Nous sommes passés d'une situation où Erdogan et l'AKP semblait vouloir faire une ouverture en direction du peuple kurde à une guerre totale où le gouvernement turc engage une guerre civile barbare contre les kurdes. Comment expliquez vous ce changement ?

 

Entre 2010 et 2013, le mouvement politique kurde armé a mis en difficulté Erdogan. Oçalan, dirigeant kurde emprisonné, a lancé un appel pour la paix afin de solutionner la question kurde. Depuis son arrestation, il y a toujours eu des contacts, des négociations, où Oçalan a proposé d'en finir avec la guerre à travers un dialogue.

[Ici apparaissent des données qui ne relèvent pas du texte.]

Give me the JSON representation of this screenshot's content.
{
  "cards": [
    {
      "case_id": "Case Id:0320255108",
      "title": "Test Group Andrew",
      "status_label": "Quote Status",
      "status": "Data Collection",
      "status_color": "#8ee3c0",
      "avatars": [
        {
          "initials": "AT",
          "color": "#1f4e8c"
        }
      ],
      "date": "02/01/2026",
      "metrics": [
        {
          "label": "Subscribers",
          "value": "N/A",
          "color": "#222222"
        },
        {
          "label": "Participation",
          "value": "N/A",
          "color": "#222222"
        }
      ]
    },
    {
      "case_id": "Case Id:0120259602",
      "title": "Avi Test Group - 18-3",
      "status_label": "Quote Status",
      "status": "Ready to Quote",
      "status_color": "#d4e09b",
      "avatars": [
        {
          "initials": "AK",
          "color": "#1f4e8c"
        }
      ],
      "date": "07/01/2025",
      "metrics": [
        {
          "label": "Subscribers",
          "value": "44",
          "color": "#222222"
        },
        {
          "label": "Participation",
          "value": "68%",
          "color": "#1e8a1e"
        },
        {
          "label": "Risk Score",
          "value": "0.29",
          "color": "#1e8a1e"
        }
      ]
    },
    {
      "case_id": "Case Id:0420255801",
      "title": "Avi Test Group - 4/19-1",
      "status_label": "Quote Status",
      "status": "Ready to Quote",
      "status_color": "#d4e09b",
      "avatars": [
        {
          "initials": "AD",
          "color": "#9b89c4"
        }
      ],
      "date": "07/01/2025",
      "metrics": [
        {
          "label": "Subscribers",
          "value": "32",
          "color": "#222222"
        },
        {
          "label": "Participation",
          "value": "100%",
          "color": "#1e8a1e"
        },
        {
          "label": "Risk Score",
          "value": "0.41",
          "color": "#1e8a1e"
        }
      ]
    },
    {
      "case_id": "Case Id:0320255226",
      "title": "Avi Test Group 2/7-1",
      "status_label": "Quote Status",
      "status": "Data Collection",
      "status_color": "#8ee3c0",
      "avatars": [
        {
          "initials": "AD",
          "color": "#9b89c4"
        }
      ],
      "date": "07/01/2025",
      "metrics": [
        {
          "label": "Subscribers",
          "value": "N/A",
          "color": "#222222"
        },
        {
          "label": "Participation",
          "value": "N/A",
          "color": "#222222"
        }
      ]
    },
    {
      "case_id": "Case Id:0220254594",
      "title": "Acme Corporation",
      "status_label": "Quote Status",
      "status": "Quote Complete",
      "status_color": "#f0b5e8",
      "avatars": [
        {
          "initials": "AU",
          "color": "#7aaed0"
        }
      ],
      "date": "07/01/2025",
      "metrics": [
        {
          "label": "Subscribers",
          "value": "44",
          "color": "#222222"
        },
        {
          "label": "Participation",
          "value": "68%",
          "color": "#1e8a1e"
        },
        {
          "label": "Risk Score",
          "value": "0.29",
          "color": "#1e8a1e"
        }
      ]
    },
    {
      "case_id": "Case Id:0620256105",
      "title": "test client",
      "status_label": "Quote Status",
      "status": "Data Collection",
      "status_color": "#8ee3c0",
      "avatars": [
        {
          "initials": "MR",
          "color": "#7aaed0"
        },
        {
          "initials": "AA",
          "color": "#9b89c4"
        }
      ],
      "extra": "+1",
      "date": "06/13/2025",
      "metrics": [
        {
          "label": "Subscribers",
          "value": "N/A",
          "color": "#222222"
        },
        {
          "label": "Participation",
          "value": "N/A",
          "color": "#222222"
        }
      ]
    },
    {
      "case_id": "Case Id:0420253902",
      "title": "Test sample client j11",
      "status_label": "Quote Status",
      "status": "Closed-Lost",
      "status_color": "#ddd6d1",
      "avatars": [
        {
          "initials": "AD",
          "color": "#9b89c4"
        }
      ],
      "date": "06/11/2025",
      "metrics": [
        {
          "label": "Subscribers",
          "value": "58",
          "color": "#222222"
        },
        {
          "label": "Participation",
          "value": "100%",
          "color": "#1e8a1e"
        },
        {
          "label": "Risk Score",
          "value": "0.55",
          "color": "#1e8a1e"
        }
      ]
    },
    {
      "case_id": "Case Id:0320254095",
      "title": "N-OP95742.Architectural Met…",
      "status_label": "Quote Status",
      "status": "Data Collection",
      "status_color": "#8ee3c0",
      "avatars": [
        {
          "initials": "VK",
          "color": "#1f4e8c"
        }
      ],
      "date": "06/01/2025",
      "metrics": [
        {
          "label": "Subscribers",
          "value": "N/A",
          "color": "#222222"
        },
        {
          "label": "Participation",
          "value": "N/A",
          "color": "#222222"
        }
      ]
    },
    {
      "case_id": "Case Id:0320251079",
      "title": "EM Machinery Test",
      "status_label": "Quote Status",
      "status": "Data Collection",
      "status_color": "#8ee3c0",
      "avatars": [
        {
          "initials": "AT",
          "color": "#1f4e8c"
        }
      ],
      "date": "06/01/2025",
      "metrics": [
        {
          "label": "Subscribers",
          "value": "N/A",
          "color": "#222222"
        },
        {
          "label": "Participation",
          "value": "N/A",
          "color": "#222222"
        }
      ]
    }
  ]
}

En 2013, il y a eu un accord pour une solution politique mais l'AKP (parti au pouvoir) n'avait pas de projet pour le Kurdistan. Jamais, l'AKP n'a dit comment il comptait trouver une solution. En fait, il s'agissait uniquement pour eux de gagner des votes kurdes. A ce moment là, le PKK contrôlait la majorité du Kurdistan, territoire où l'armée ne pouvait pas entrer. Erdogan, voyant qu'il ne contrôlait pas ces territoires a dû accepter la paix, mais à la condition que la guérilla se retire de ces territoires. Le processus de paix à commencé le 21 Mars 2013. Oçalan et le PKK avaient déjà lancé 8 fois un appel pour la paix. Oçalan lance un nouveau message de paix et l'état turc s'engage. Alors le PKK retire ses guérillas du Kurdistan Nord.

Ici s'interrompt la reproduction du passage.